Рыжий взял со стола разряженный арбалет, щелчком крутнул медное колесико. Задумался. Лицо отсутствующее, вдохновенное, не от мира сего. Да — а, интрига, сочиняемая сейчас Рыжим, будет посильнее любых стишков Руматы. Зная способности своего помощника, Рэба в этом ни секунды не сомневался. Рыжий кардинал, как порой называл его про себя первый министр, обладал в этой области уникальными способностями.
Откинувшись в кресле, Рэба рассматривал помощника. До чего все-таки безжалостны волны времени. По-прежнему обаятелен, как встарь хорош, но уже проутюжили рыжие кудри две залысины, ав придворных заботах и хлопотах давно выцвела знаменитая задиристая ухмылка, которая еще несколько лет назад не сходила с лица Рыжего даже на виселице. Собственно, под виселицей дон Рэба и познакомился с Рыжим.
Вешали Рыжего. Звался он тогда Рика Весельчак и был действительно весел, молод, задирист, чубат и невероятно, дьявольски дерзок. Голодные, злые от трехдневной погони бароны уже ладили на перекладину добрую пеньковую веревку, уже созвала баронская челядь окрестный люд на казнь, уже волокли к виселице Рику Весельчака, дабы не повадно было означенному Рике обыгрывать на постоялых дворах баронских недорослей при помощи костей с запаянным свинцом, красть баронских лошадей, соблазнять дев невинных, выдавать себя за состоятельного соанского купца и обкрадывать под ложным видом сим гостеприимных обывателей и прочая, и прочая, и прочая…

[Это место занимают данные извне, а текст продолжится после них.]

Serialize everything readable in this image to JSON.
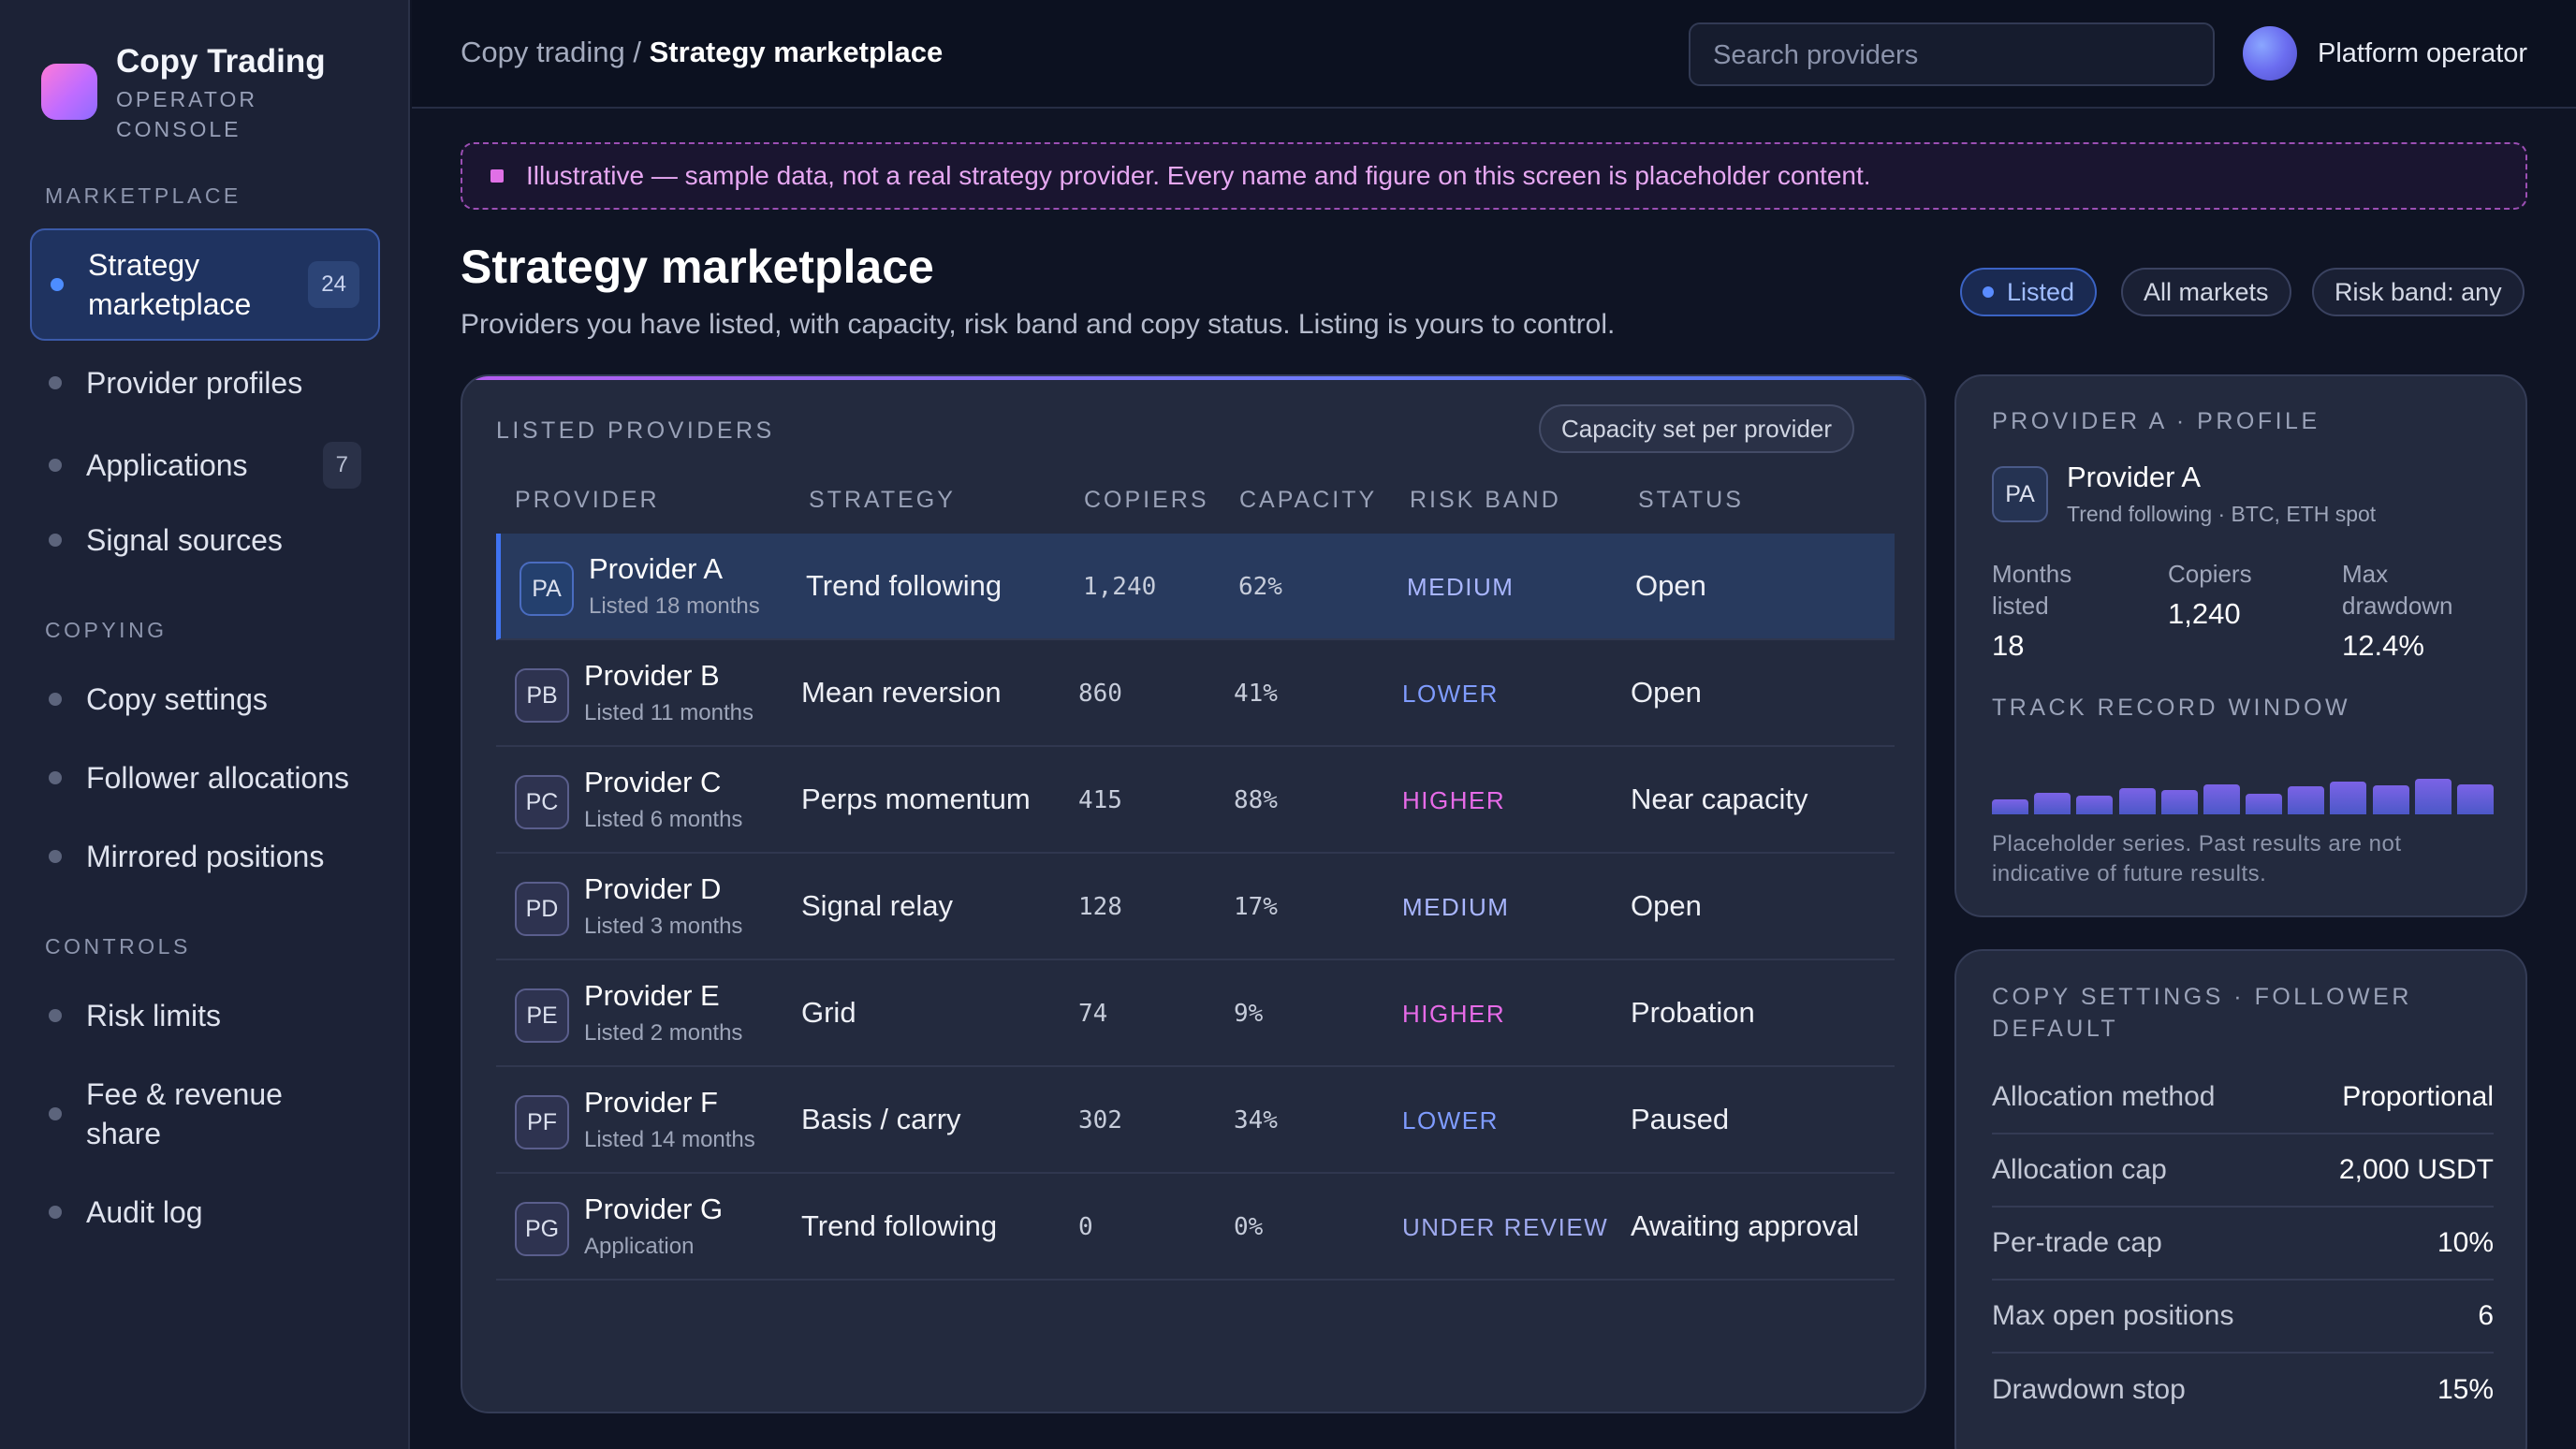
{
  "brand": {
    "title": "Copy Trading",
    "sub1": "OPERATOR",
    "sub2": "CONSOLE"
  },
  "sidebar": {
    "sections": [
      {
        "label": "MARKETPLACE"
      },
      {
        "label": "COPYING"
      },
      {
        "label": "CONTROLS"
      }
    ],
    "items": [
      {
        "label": "Strategy marketplace",
        "count": "24",
        "active": true
      },
      {
        "label": "Provider profiles"
      },
      {
        "label": "Applications",
        "count": "7"
      },
      {
        "label": "Signal sources"
      },
      {
        "label": "Copy settings"
      },
      {
        "label": "Follower allocations"
      },
      {
        "label": "Mirrored positions"
      },
      {
        "label": "Risk limits"
      },
      {
        "label": "Fee & revenue share"
      },
      {
        "label": "Audit log"
      }
    ]
  },
  "header": {
    "breadcrumb_parent": "Copy trading",
    "breadcrumb_sep": " / ",
    "breadcrumb_current": "Strategy marketplace",
    "search_placeholder": "Search providers",
    "user_name": "Platform operator"
  },
  "banner": "Illustrative — sample data, not a real strategy provider. Every name and figure on this screen is placeholder content.",
  "main": {
    "title": "Strategy marketplace",
    "subtitle": "Providers you have listed, with capacity, risk band and copy status. Listing is yours to control.",
    "filters": [
      "Listed",
      "All markets",
      "Risk band: any"
    ]
  },
  "table": {
    "caption": "LISTED PROVIDERS",
    "chip": "Capacity set per provider",
    "columns": [
      "PROVIDER",
      "STRATEGY",
      "COPIERS",
      "CAPACITY",
      "RISK BAND",
      "STATUS"
    ],
    "rows": [
      {
        "initials": "PA",
        "name": "Provider A",
        "sub": "Listed 18 months",
        "strategy": "Trend following",
        "copiers": "1,240",
        "capacity": "62%",
        "risk": "MEDIUM",
        "status": "Open"
      },
      {
        "initials": "PB",
        "name": "Provider B",
        "sub": "Listed 11 months",
        "strategy": "Mean reversion",
        "copiers": "860",
        "capacity": "41%",
        "risk": "LOWER",
        "status": "Open"
      },
      {
        "initials": "PC",
        "name": "Provider C",
        "sub": "Listed 6 months",
        "strategy": "Perps momentum",
        "copiers": "415",
        "capacity": "88%",
        "risk": "HIGHER",
        "status": "Near capacity"
      },
      {
        "initials": "PD",
        "name": "Provider D",
        "sub": "Listed 3 months",
        "strategy": "Signal relay",
        "copiers": "128",
        "capacity": "17%",
        "risk": "MEDIUM",
        "status": "Open"
      },
      {
        "initials": "PE",
        "name": "Provider E",
        "sub": "Listed 2 months",
        "strategy": "Grid",
        "copiers": "74",
        "capacity": "9%",
        "risk": "HIGHER",
        "status": "Probation"
      },
      {
        "initials": "PF",
        "name": "Provider F",
        "sub": "Listed 14 months",
        "strategy": "Basis / carry",
        "copiers": "302",
        "capacity": "34%",
        "risk": "LOWER",
        "status": "Paused"
      },
      {
        "initials": "PG",
        "name": "Provider G",
        "sub": "Application",
        "strategy": "Trend following",
        "copiers": "0",
        "capacity": "0%",
        "risk": "UNDER REVIEW",
        "status": "Awaiting approval"
      }
    ]
  },
  "profile": {
    "caption": "PROVIDER A · PROFILE",
    "initials": "PA",
    "name": "Provider A",
    "sub": "Trend following · BTC, ETH spot",
    "stats": [
      {
        "label1": "Months",
        "label2": "listed",
        "value": "18"
      },
      {
        "label1": "Copiers",
        "label2": "",
        "value": "1,240"
      },
      {
        "label1": "Max",
        "label2": "drawdown",
        "value": "12.4%"
      }
    ],
    "track_caption": "TRACK RECORD WINDOW",
    "track_levels": [
      0.23,
      0.33,
      0.28,
      0.4,
      0.37,
      0.46,
      0.32,
      0.43,
      0.5,
      0.44,
      0.54,
      0.46
    ],
    "note": "Placeholder series. Past results are not indicative of future results."
  },
  "copy_settings": {
    "caption": "COPY SETTINGS · FOLLOWER DEFAULT",
    "rows": [
      {
        "key": "Allocation method",
        "value": "Proportional"
      },
      {
        "key": "Allocation cap",
        "value": "2,000 USDT"
      },
      {
        "key": "Per-trade cap",
        "value": "10%"
      },
      {
        "key": "Max open positions",
        "value": "6"
      },
      {
        "key": "Drawdown stop",
        "value": "15%"
      }
    ]
  }
}
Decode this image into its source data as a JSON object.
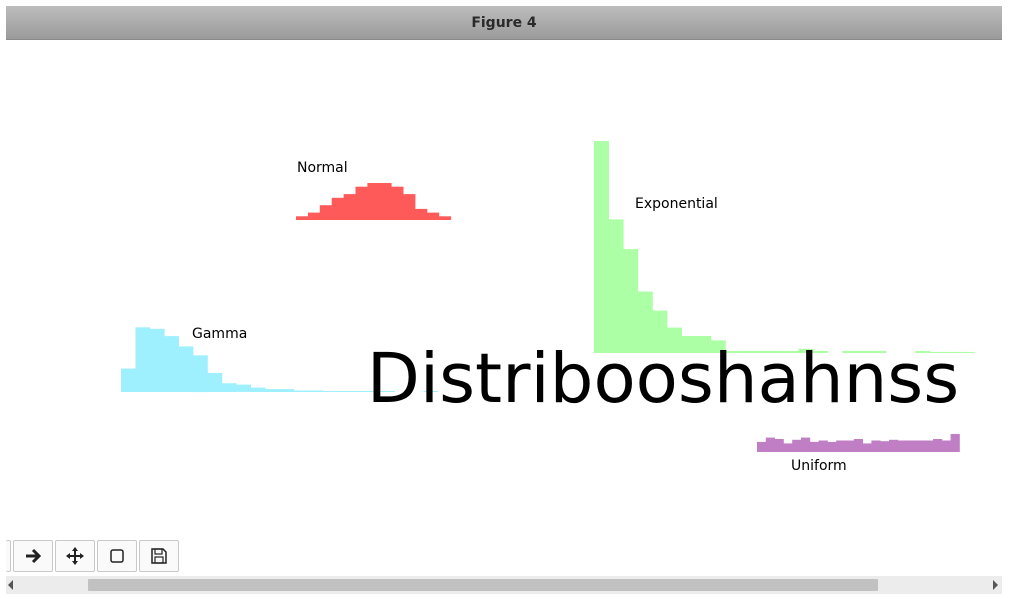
{
  "window": {
    "title": "Figure 4"
  },
  "chart_data": {
    "type": "bar",
    "title": "Distribooshahnss",
    "grid": false,
    "series": [
      {
        "name": "Normal",
        "color": "#ff5a5a",
        "values": [
          1,
          2,
          4,
          6,
          7,
          9,
          10,
          10,
          9,
          7,
          3,
          2,
          1
        ]
      },
      {
        "name": "Exponential",
        "color": "#adffa6",
        "values": [
          100,
          63,
          49,
          29,
          20,
          12,
          8,
          8,
          6,
          1,
          1,
          1,
          1,
          1,
          2,
          1,
          0,
          1,
          1,
          1,
          0,
          0,
          1,
          0.5,
          0.5,
          0.5
        ]
      },
      {
        "name": "Gamma",
        "color": "#9ff0ff",
        "values": [
          16,
          44,
          43,
          38,
          31,
          25,
          13,
          6,
          5,
          3,
          2,
          2,
          1,
          1,
          0.5,
          0.5,
          0.5,
          0.5,
          0.5,
          0,
          0,
          0.5
        ]
      },
      {
        "name": "Uniform",
        "color": "#c07ec4",
        "values": [
          14,
          20,
          18,
          12,
          17,
          20,
          14,
          16,
          14,
          16,
          16,
          18,
          12,
          16,
          15,
          17,
          16,
          16,
          16,
          16,
          18,
          16,
          25
        ]
      }
    ]
  },
  "toolbar": {
    "buttons": [
      {
        "name": "forward",
        "icon": "arrow-right-icon"
      },
      {
        "name": "pan",
        "icon": "move-icon"
      },
      {
        "name": "zoom",
        "icon": "zoom-rect-icon"
      },
      {
        "name": "save",
        "icon": "save-icon"
      }
    ]
  }
}
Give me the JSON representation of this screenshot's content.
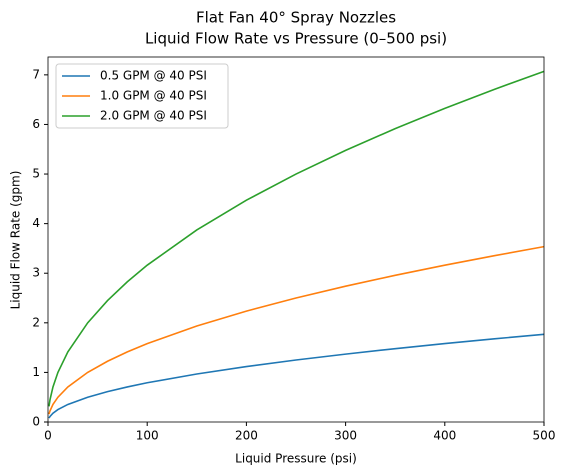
{
  "chart_data": {
    "type": "line",
    "title": "Flat Fan 40° Spray Nozzles",
    "subtitle": "Liquid Flow Rate vs Pressure (0–500 psi)",
    "x_label": "Liquid Pressure (psi)",
    "y_label": "Liquid Flow Rate (gpm)",
    "x": [
      1,
      2,
      5,
      10,
      20,
      40,
      60,
      80,
      100,
      150,
      200,
      250,
      300,
      350,
      400,
      450,
      500
    ],
    "series": [
      {
        "name": "0.5 GPM @ 40 PSI",
        "color": "#1f77b4",
        "values": [
          0.079,
          0.112,
          0.177,
          0.25,
          0.354,
          0.5,
          0.612,
          0.707,
          0.791,
          0.968,
          1.118,
          1.25,
          1.369,
          1.479,
          1.581,
          1.677,
          1.768
        ]
      },
      {
        "name": "1.0 GPM @ 40 PSI",
        "color": "#ff7f0e",
        "values": [
          0.158,
          0.224,
          0.354,
          0.5,
          0.707,
          1.0,
          1.225,
          1.414,
          1.581,
          1.936,
          2.236,
          2.5,
          2.739,
          2.958,
          3.162,
          3.354,
          3.536
        ]
      },
      {
        "name": "2.0 GPM @ 40 PSI",
        "color": "#2ca02c",
        "values": [
          0.316,
          0.447,
          0.707,
          1.0,
          1.414,
          2.0,
          2.449,
          2.828,
          3.162,
          3.873,
          4.472,
          5.0,
          5.477,
          5.916,
          6.325,
          6.708,
          7.071
        ]
      }
    ],
    "xlim": [
      0,
      500
    ],
    "ylim": [
      0,
      7.36
    ],
    "xticks": [
      0,
      100,
      200,
      300,
      400,
      500
    ],
    "yticks": [
      0,
      1,
      2,
      3,
      4,
      5,
      6,
      7
    ],
    "legend": "upper left"
  }
}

Глашатай зачитывал список злодеяний, а Рыжий лишь дерзко скалился да перемигивался с двумя пухленькими селяночками, на свою беду оказавшимися в первых рядах и обещал так сплясать на виселице в паре со смертью, как никто с нею не плясал.
Рэба ценил людей, умеющих умирать, всегда старался перетащить таковых на свою сторону, но в тот день ему просто повезло. Им повезло. Не помогли бы никакие заверения, что забирает он Рику Весельчака, дабы допросить люто и казнить прилюдно; остервеневшие бароны, питавшие к дону Рэбе особую любовь, уже нехорошо улыбались, уже надвигались, поигрывая плечиками и явно подумывая, а не повесить ли их на пару, когда подоспела рота гвардейцев, а за ней и отряд арбалетчиков.
Так-Весельчак очутился при дворе в качестве одного из слуг дона Рэбы. Рика-облаза, этот хорошо завихренный барбос, пришелся к королевскому двору как нельзя лучше, но хватило его ровно на неделю скучной придворной жизни. За это время он выполнил пару мелких поручений, перессорил всю челядь, соблазнил тройку королевских фрейлин и сбежал к своим дружкам-бандитам, прихватив в качестве сувенира кошелекс пояса самого Рэбы.
В последующем Рика Весельчак умирал еще не один раз. Он умел умирать. Можно сказать, он любил это дело. Через год Весельчак был сожжен на костре специальной комиссией Святого Ордена «за отъявленное безбожие, закоренелое язычество, отягощенное связями с демонами и попиранием святынь». На самом деле под «попиранием святынь» имелась в виду невероятная по масштабам афера со «святыми индульгенциями-универсумами», которыми Рика Весельчак и иже с ним наводнил практически все области Империи, за десять грошей гарантируя купившим индульгенцию-универсум спасение души, удачу в делах, избавление от любой болезни, ну и там по мелочам: хорошего мужа, праведное богатство и исполнение любых богоугодных желаний. Но то ли у верующих желания оказались не богоугодные, то ли сам Всевышний обиделся за оценку его трудов, то ли подействовали разоблачения Святого Ордена, но вскоре наваждение у народа прошло и во всем Арканаре было не сыскать старушки, которая бы не мечтала подбросить хворосту в костер для Весельчака.